光沢がどのように影響するか、球体にライトを当てるとわかりやすいです。
上図の左右を比べると光沢の有無の違いは一目瞭然ですが、詳しく観察すると、光沢ありの場合はライトからの入射角が浅くなる箇所がリング状に明るくなっています。中心付近の反射光が入射角の深い箇所に影響するのと逆の関係であることがわかります。
光沢用のパラメータは「光沢係数」「光沢粗さ」の2つです。係数は光沢の強さを、粗さは光の反射をどれだけぼかすかを調整します。
なお、光沢の表示に関して不具合があったため、Ver4.8.3bで修正しています。それ以前のバージョンの方は必ずアップデートしてご利用ください。
反射光 (Specular)
反射光(スペキュラー)はPhongシェーダのものと同様です。glTFシェーダでは金属感・粗さで光源に対するハイライトがどのように写るか調整しますが、Phongに比べて直接的に調整しにくいと感じることがあります。

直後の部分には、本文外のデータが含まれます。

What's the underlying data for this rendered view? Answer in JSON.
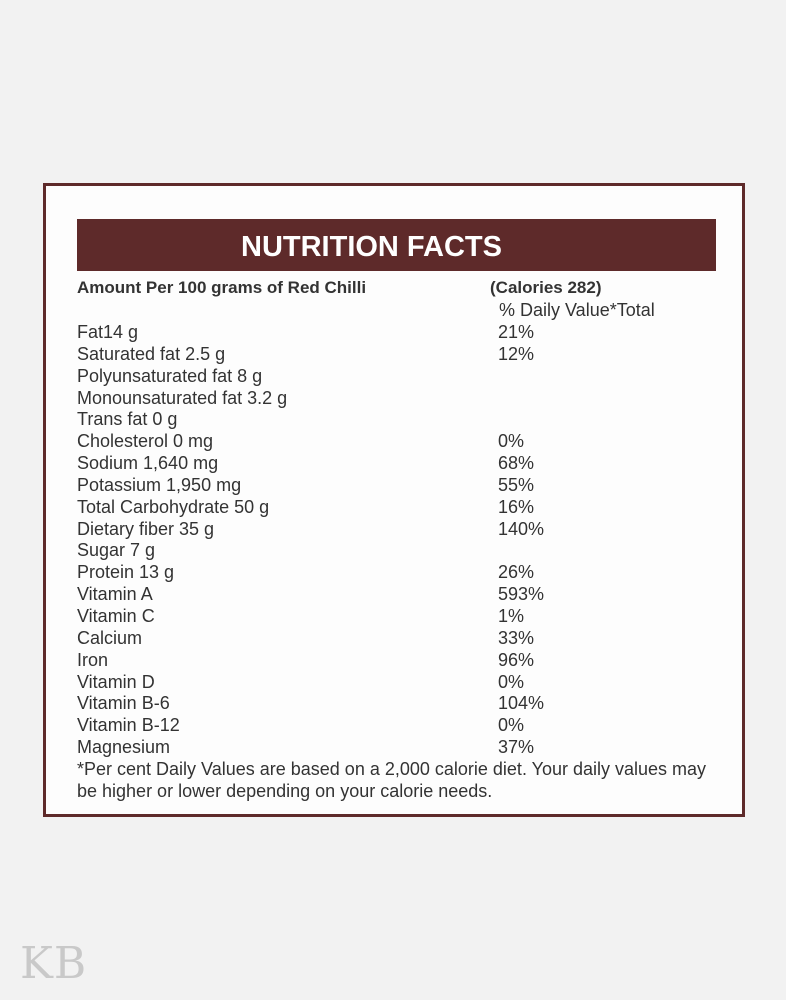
{
  "panel": {
    "title": "NUTRITION FACTS",
    "amount_label": "Amount Per 100 grams of Red Chilli",
    "calories_label": "(Calories 282)",
    "daily_value_header": "% Daily Value*Total"
  },
  "rows": [
    {
      "nutrient": "Fat14 g",
      "dv": "21%"
    },
    {
      "nutrient": "Saturated fat 2.5 g",
      "dv": "12%"
    },
    {
      "nutrient": "Polyunsaturated fat 8 g",
      "dv": ""
    },
    {
      "nutrient": "Monounsaturated fat 3.2 g",
      "dv": ""
    },
    {
      "nutrient": "Trans fat 0 g",
      "dv": ""
    },
    {
      "nutrient": "Cholesterol 0 mg",
      "dv": "0%"
    },
    {
      "nutrient": "Sodium 1,640 mg",
      "dv": "68%"
    },
    {
      "nutrient": "Potassium 1,950 mg",
      "dv": "55%"
    },
    {
      "nutrient": "Total Carbohydrate 50 g",
      "dv": "16%"
    },
    {
      "nutrient": "Dietary fiber 35 g",
      "dv": "140%"
    },
    {
      "nutrient": "Sugar 7 g",
      "dv": ""
    },
    {
      "nutrient": "Protein 13 g",
      "dv": "26%"
    },
    {
      "nutrient": "Vitamin A",
      "dv": "593%"
    },
    {
      "nutrient": "Vitamin C",
      "dv": "1%"
    },
    {
      "nutrient": "Calcium",
      "dv": "33%"
    },
    {
      "nutrient": "Iron",
      "dv": "96%"
    },
    {
      "nutrient": "Vitamin D",
      "dv": "0%"
    },
    {
      "nutrient": "Vitamin B-6",
      "dv": "104%"
    },
    {
      "nutrient": "Vitamin B-12",
      "dv": "0%"
    },
    {
      "nutrient": "Magnesium",
      "dv": "37%"
    }
  ],
  "footnote": "*Per cent Daily Values are based on a 2,000 calorie diet. Your daily values may be higher or lower depending on your calorie needs.",
  "watermark": "KB",
  "colors": {
    "accent": "#5e2a2a",
    "text": "#333333",
    "background": "#f2f2f2",
    "watermark": "#c9c9c9"
  }
}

そこで拡張設定として「反射光」が追加され、反射光の調整用に「反射係数」と「反射色」の2つのパラメータが用意されています。
元の状態(真ん中)に対して、色と係数を調整したものがそれぞれ左と右の状態です。反射光の色と強さを直接指定して質感を調整することができます。
非照明 (Unlit)
こちらは物理ベースレンダリング用のものではありませんが、glTFシェーダの拡張設定に用意されているので、ついでに紹介します。

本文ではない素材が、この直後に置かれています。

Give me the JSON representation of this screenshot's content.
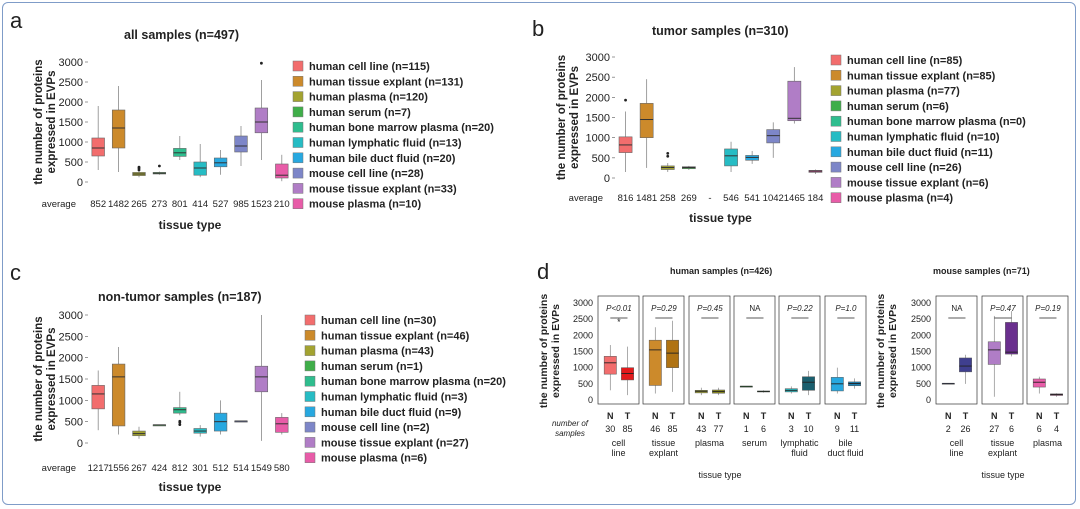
{
  "colors": [
    "#f26d6d",
    "#cc8a2b",
    "#a3a330",
    "#3fae49",
    "#2ebd8e",
    "#26bcc4",
    "#27a8e0",
    "#7d86c8",
    "#b07dc6",
    "#e85ca8"
  ],
  "panels": [
    {
      "label": "a",
      "title": "all samples (n=497)",
      "ylabel1": "the number of proteins",
      "ylabel2": "expressed in EVPs",
      "xlabel": "tissue type",
      "avg_label": "average",
      "chart_data": {
        "type": "box",
        "title": "all samples (n=497)",
        "ylim": [
          0,
          3000
        ],
        "yticks": [
          "0",
          "500",
          "1000",
          "1500",
          "2000",
          "2500",
          "3000"
        ],
        "averages": [
          "852",
          "1482",
          "265",
          "273",
          "801",
          "414",
          "527",
          "985",
          "1523",
          "210"
        ],
        "boxes": [
          [
            300,
            650,
            850,
            1100,
            1900
          ],
          [
            250,
            850,
            1350,
            1800,
            2400
          ],
          [
            120,
            160,
            200,
            240,
            280
          ],
          [
            180,
            200,
            220,
            240,
            260
          ],
          [
            550,
            640,
            730,
            840,
            1150
          ],
          [
            120,
            170,
            350,
            500,
            950
          ],
          [
            180,
            380,
            480,
            600,
            800
          ],
          [
            400,
            750,
            900,
            1150,
            1400
          ],
          [
            550,
            1230,
            1500,
            1850,
            2550
          ],
          [
            20,
            100,
            170,
            450,
            680
          ]
        ],
        "outliers": [
          [],
          [],
          [
            300,
            340,
            370
          ],
          [
            400
          ],
          [],
          [],
          [],
          [],
          [
            2970
          ],
          []
        ],
        "legend": [
          "human cell line (n=115)",
          "human tissue explant (n=131)",
          "human plasma (n=120)",
          "human serum (n=7)",
          "human bone marrow plasma (n=20)",
          "human lymphatic fluid (n=13)",
          "human bile duct fluid (n=20)",
          "mouse cell line (n=28)",
          "mouse tissue explant (n=33)",
          "mouse plasma (n=10)"
        ]
      }
    },
    {
      "label": "b",
      "title": "tumor samples (n=310)",
      "ylabel1": "the number of proteins",
      "ylabel2": "expressed in EVPs",
      "xlabel": "tissue type",
      "avg_label": "average",
      "chart_data": {
        "type": "box",
        "title": "tumor samples (n=310)",
        "ylim": [
          0,
          3000
        ],
        "yticks": [
          "0",
          "500",
          "1000",
          "1500",
          "2000",
          "2500",
          "3000"
        ],
        "averages": [
          "816",
          "1481",
          "258",
          "269",
          "-",
          "546",
          "541",
          "1042",
          "1465",
          "184"
        ],
        "boxes": [
          [
            150,
            630,
            820,
            1020,
            1650
          ],
          [
            250,
            1000,
            1450,
            1850,
            2450
          ],
          [
            150,
            210,
            260,
            300,
            370
          ],
          [
            200,
            230,
            260,
            280,
            300
          ],
          null,
          [
            150,
            300,
            550,
            720,
            900
          ],
          [
            350,
            440,
            510,
            560,
            670
          ],
          [
            500,
            870,
            1050,
            1200,
            1380
          ],
          [
            1350,
            1420,
            1480,
            2400,
            2750
          ],
          [
            100,
            140,
            170,
            190,
            210
          ]
        ],
        "outliers": [
          [
            1930
          ],
          [],
          [
            540,
            610
          ],
          [],
          [],
          [],
          [],
          [],
          [],
          []
        ],
        "legend": [
          "human cell line (n=85)",
          "human tissue explant (n=85)",
          "human plasma (n=77)",
          "human serum (n=6)",
          "human bone marrow plasma (n=0)",
          "human lymphatic fluid (n=10)",
          "human bile duct fluid (n=11)",
          "mouse cell line (n=26)",
          "mouse tissue explant (n=6)",
          "mouse plasma (n=4)"
        ]
      }
    },
    {
      "label": "c",
      "title": "non-tumor samples (n=187)",
      "ylabel1": "the number of proteins",
      "ylabel2": "expressed in EVPs",
      "xlabel": "tissue type",
      "avg_label": "average",
      "chart_data": {
        "type": "box",
        "title": "non-tumor samples (n=187)",
        "ylim": [
          0,
          3000
        ],
        "yticks": [
          "0",
          "500",
          "1000",
          "1500",
          "2000",
          "2500",
          "3000"
        ],
        "averages": [
          "1217",
          "1556",
          "267",
          "424",
          "812",
          "301",
          "512",
          "514",
          "1549",
          "580"
        ],
        "boxes": [
          [
            300,
            800,
            1150,
            1350,
            1700
          ],
          [
            200,
            400,
            1550,
            1850,
            2250
          ],
          [
            100,
            170,
            220,
            280,
            380
          ],
          [
            420,
            420,
            424,
            428,
            428
          ],
          [
            650,
            700,
            780,
            830,
            1200
          ],
          [
            150,
            230,
            280,
            340,
            420
          ],
          [
            200,
            280,
            500,
            700,
            1000
          ],
          [
            510,
            510,
            514,
            518,
            518
          ],
          [
            50,
            1200,
            1550,
            1800,
            3000
          ],
          [
            200,
            250,
            450,
            600,
            700
          ]
        ],
        "outliers": [
          [],
          [],
          [],
          [],
          [
            430,
            480,
            510
          ],
          [],
          [],
          [],
          [],
          []
        ],
        "legend": [
          "human cell line (n=30)",
          "human tissue explant (n=46)",
          "human plasma (n=43)",
          "human serum (n=1)",
          "human bone marrow plasma (n=20)",
          "human lymphatic fluid (n=3)",
          "human bile duct fluid (n=9)",
          "mouse cell line (n=2)",
          "mouse tissue explant (n=27)",
          "mouse plasma (n=6)"
        ]
      }
    }
  ],
  "panel_d": {
    "label": "d",
    "human_title": "human samples (n=426)",
    "mouse_title": "mouse samples (n=71)",
    "ylabel1": "the number of proteins",
    "ylabel2": "expressed in EVPs",
    "xlabel": "tissue type",
    "number_of_samples": "number of samples",
    "yticks": [
      "0",
      "500",
      "1000",
      "1500",
      "2000",
      "2500",
      "3000"
    ],
    "chart_data": {
      "type": "box",
      "ylim": [
        0,
        3000
      ],
      "human": [
        {
          "tissue": "cell line",
          "pval": "P<0.01",
          "star": "*",
          "N": "30",
          "T": "85",
          "boxN": [
            300,
            800,
            1150,
            1350,
            1700
          ],
          "boxT": [
            150,
            620,
            820,
            1000,
            1650
          ],
          "color": "#f26d6d",
          "colorT": "#e31a1c"
        },
        {
          "tissue": "tissue explant",
          "pval": "P=0.29",
          "N": "46",
          "T": "85",
          "boxN": [
            200,
            450,
            1550,
            1850,
            2250
          ],
          "boxT": [
            250,
            1000,
            1450,
            1850,
            2450
          ],
          "color": "#cc8a2b",
          "colorT": "#b07312"
        },
        {
          "tissue": "plasma",
          "pval": "P=0.45",
          "N": "43",
          "T": "77",
          "boxN": [
            150,
            220,
            270,
            300,
            380
          ],
          "boxT": [
            150,
            210,
            260,
            310,
            380
          ],
          "color": "#a3a330",
          "colorT": "#8b8b1e"
        },
        {
          "tissue": "serum",
          "pval": "NA",
          "N": "1",
          "T": "6",
          "boxN": [
            420,
            420,
            424,
            428,
            428
          ],
          "boxT": [
            230,
            250,
            260,
            280,
            300
          ],
          "color": "#3fae49",
          "colorT": "#2d8a35"
        },
        {
          "tissue": "lymphatic fluid",
          "pval": "P=0.22",
          "N": "3",
          "T": "10",
          "boxN": [
            200,
            250,
            300,
            350,
            420
          ],
          "boxT": [
            150,
            300,
            550,
            720,
            900
          ],
          "color": "#26bcc4",
          "colorT": "#1a5f6e"
        },
        {
          "tissue": "bile duct fluid",
          "pval": "P=1.0",
          "N": "9",
          "T": "11",
          "boxN": [
            200,
            280,
            500,
            700,
            1000
          ],
          "boxT": [
            350,
            440,
            510,
            560,
            670
          ],
          "color": "#27a8e0",
          "colorT": "#1c7fb0"
        }
      ],
      "mouse": [
        {
          "tissue": "cell line",
          "pval": "NA",
          "N": "2",
          "T": "26",
          "boxN": [
            510,
            510,
            514,
            518,
            518
          ],
          "boxT": [
            500,
            870,
            1050,
            1300,
            1400
          ],
          "color": "#7d86c8",
          "colorT": "#3f3f8f"
        },
        {
          "tissue": "tissue explant",
          "pval": "P=0.47",
          "N": "27",
          "T": "6",
          "boxN": [
            100,
            1100,
            1550,
            1800,
            2600
          ],
          "boxT": [
            1350,
            1420,
            1480,
            2400,
            2750
          ],
          "color": "#b07dc6",
          "colorT": "#6a2f8e"
        },
        {
          "tissue": "plasma",
          "pval": "P=0.19",
          "N": "6",
          "T": "4",
          "boxN": [
            200,
            400,
            550,
            650,
            720
          ],
          "boxT": [
            100,
            140,
            170,
            190,
            210
          ],
          "color": "#e85ca8",
          "colorT": "#a8437a"
        }
      ]
    }
  }
}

従来からConstantシェーダがありましたが、それと同じ役割を持ちます。ライティングによる計算を一切行わず、単色でそのまま表示するものです。
敢えてライティングしたくないオブジェクトに対して指定してください。
最後に
glTFにおける物理ベースレンダリングを全6回で紹介してきました。各拡張設定とそのパラメータをざっと説明しましたが、サンプルもそれほど多くは用意できなかったので、この解説だけではまだそれほどわからないという方もいらっしゃるかもしれません。まずは実際にMetasequoia 4で操作して、パラメータを色々変えながら試してみてください。
glTFとその新しい拡張設定に対応したアプリなら、アプリ間で(ほぼ)同じ見た目を維持しながらデータを運搬することもできます。今後より多くのアプリ・サービスでglTFが利用され、glTFのデータも増えていくことと思いますが、その一助になれば幸いです。